«Filantropia cultural»
Merece referência um livro agora publicado: «Artwash» («ArteLavagem», Mel Evans, Pluto Press, 2015). Fala da lavagem de imagem que as grandes multinacionais petrolíferas (Exxon, Shell, BP) operam através da «filantropia cultural».
A publicação assinala o 5.º aniversário da explosão da plataforma de exploração offshore da BP no Golfo do México, Deepwater Horizon. Alguns dados numéricos de uma longa lista publicada na altura (Independent, 14.09.2010): a BP previu um volume diário de derramamento de 1000 barris. O volume real foi de 53 000 por dia. Entre 50 e 60 por cento do petróleo derramado permaneceu no mar, 35 por cento poderá ter-se evaporado, apenas foi possível retirar três por cento. São milhares as espécies marinhas afectadas. São milhões e milhares de milhões os danos, indemnizações, os gastos em processos judiciais, operações de relações públicas, etc. Má imagem e mãos sujas de crude.

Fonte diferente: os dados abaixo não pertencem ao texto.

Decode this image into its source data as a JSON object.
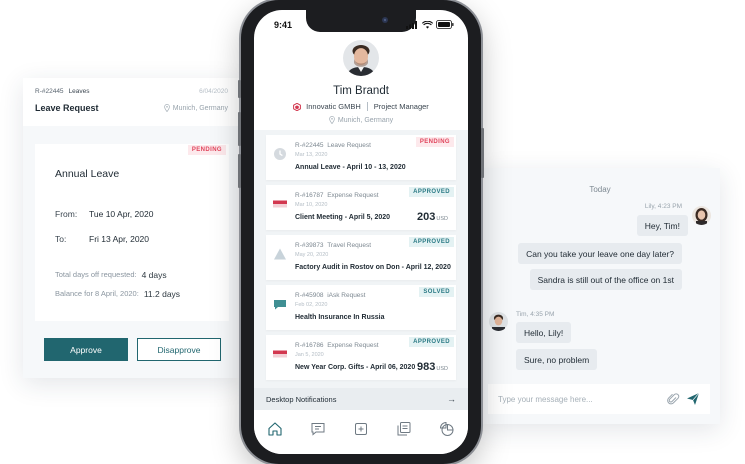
{
  "left_card": {
    "ref": "R-#22445",
    "kind": "Leaves",
    "date": "6/04/2020",
    "title": "Leave Request",
    "location": "Munich, Germany",
    "status": "PENDING",
    "leave_type": "Annual Leave",
    "from_label": "From:",
    "from_value": "Tue 10 Apr, 2020",
    "to_label": "To:",
    "to_value": "Fri 13 Apr, 2020",
    "total_label": "Total days off requested:",
    "total_value": "4 days",
    "balance_label": "Balance for 8 April, 2020:",
    "balance_value": "11.2 days",
    "approve_label": "Approve",
    "disapprove_label": "Disapprove",
    "accent_color": "#21666f"
  },
  "phone": {
    "status_time": "9:41",
    "profile": {
      "name": "Tim Brandt",
      "company": "Innovatic GMBH",
      "role": "Project Manager",
      "location": "Munich, Germany"
    },
    "requests": [
      {
        "icon": "clock-icon",
        "ref": "R-#22445",
        "kind": "Leave Request",
        "date": "Mar 13, 2020",
        "title": "Annual Leave - April 10 - 13, 2020",
        "status": "PENDING",
        "amount": "",
        "currency": ""
      },
      {
        "icon": "flag-icon",
        "ref": "R-#16787",
        "kind": "Expense Request",
        "date": "Mar 10, 2020",
        "title": "Client Meeting - April 5, 2020",
        "status": "APPROVED",
        "amount": "203",
        "currency": "USD"
      },
      {
        "icon": "triangle-icon",
        "ref": "R-#39873",
        "kind": "Travel Request",
        "date": "May 20, 2020",
        "title": "Factory Audit in Rostov on Don - April 12, 2020",
        "status": "APPROVED",
        "amount": "",
        "currency": ""
      },
      {
        "icon": "chat-icon",
        "ref": "R-#45908",
        "kind": "iAsk Request",
        "date": "Feb 02, 2020",
        "title": "Health Insurance In Russia",
        "status": "SOLVED",
        "amount": "",
        "currency": ""
      },
      {
        "icon": "flag-icon",
        "ref": "R-#16786",
        "kind": "Expense Request",
        "date": "Jan 5, 2020",
        "title": "New Year Corp. Gifts - April 06, 2020",
        "status": "APPROVED",
        "amount": "983",
        "currency": "USD"
      }
    ],
    "desktop_notifications": "Desktop Notifications",
    "tabs": [
      "home-icon",
      "message-icon",
      "add-icon",
      "documents-icon",
      "reports-icon"
    ]
  },
  "chat": {
    "day": "Today",
    "lily_meta": "Lily, 4:23 PM",
    "lily_messages": [
      "Hey, Tim!",
      "Can you take your leave one day later?",
      "Sandra is still out of the office on 1st"
    ],
    "tim_meta": "Tim, 4:35 PM",
    "tim_messages": [
      "Hello, Lily!",
      "Sure, no problem"
    ],
    "input_placeholder": "Type your message here..."
  }
}
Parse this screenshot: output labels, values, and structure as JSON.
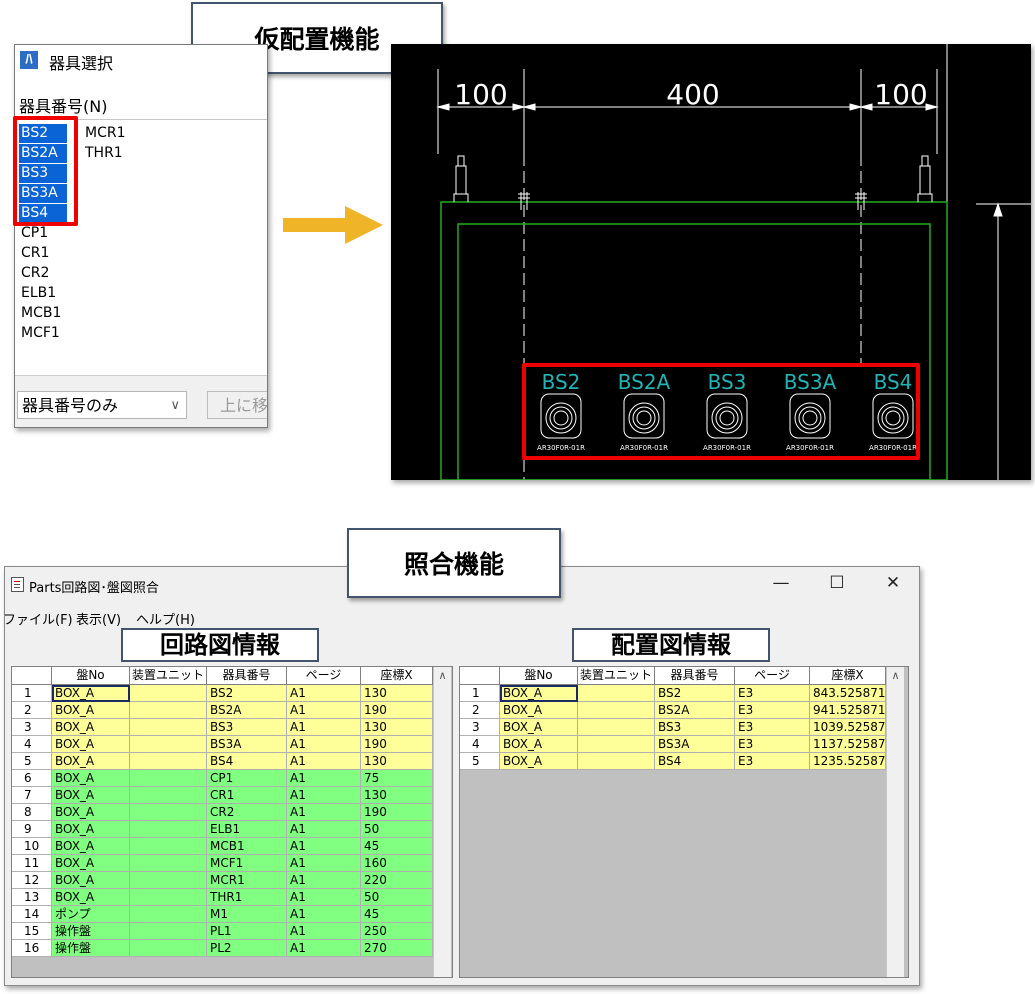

Documentos revelados em 2011 informam que, meses antes da invasão do Iraque, a BP reuniu com o governo de Blair: «O Iraque é uma grande perspectiva petrolífera. A BP está desesperada para entrar ali e ansiosa relativamente a que acordos políticos não lhe venham a negar essa oportunidade». Em reunião anterior, um responsável governamental esclarecia: «A Shell e a BP não poderiam dar-se ao luxo de não obter uma posição no Iraque […]. Estamos determinados em conseguir para as empresas do Reino Unido uma boa fatia da actividade num Iraque pós-Saddam». É claro que na altura tanto Blair como a BP e a Shell mentiram sobre a questão. Má imagem e mãos sujas de sangue.
Então, que fazem estes gigantes capitalistas para lavar o sangue e o crude derramado? Entre outras coisas, fazem «filantropia cultural». A BP, com sede na Grã-Bretanha, patrocina aí grandes museus e companhias de ópera. Poderia talvez dizer-se que isso nada terá de condenável na sociedade em que vivemos. Mas tem. O livro demonstra que estes patrocínios vêm em regra acompanhados de uma actuação censória: estabelecem condições para o que apoiam. Nada que não se soubesse já acerca do famoso «mecenato».
Porque uma coisa é patrocinar «as artes». Outra coisa é lidar com a dimensão de liberdade que qualquer expressão artística necessariamente contém. E essa as multinacionais não toleram.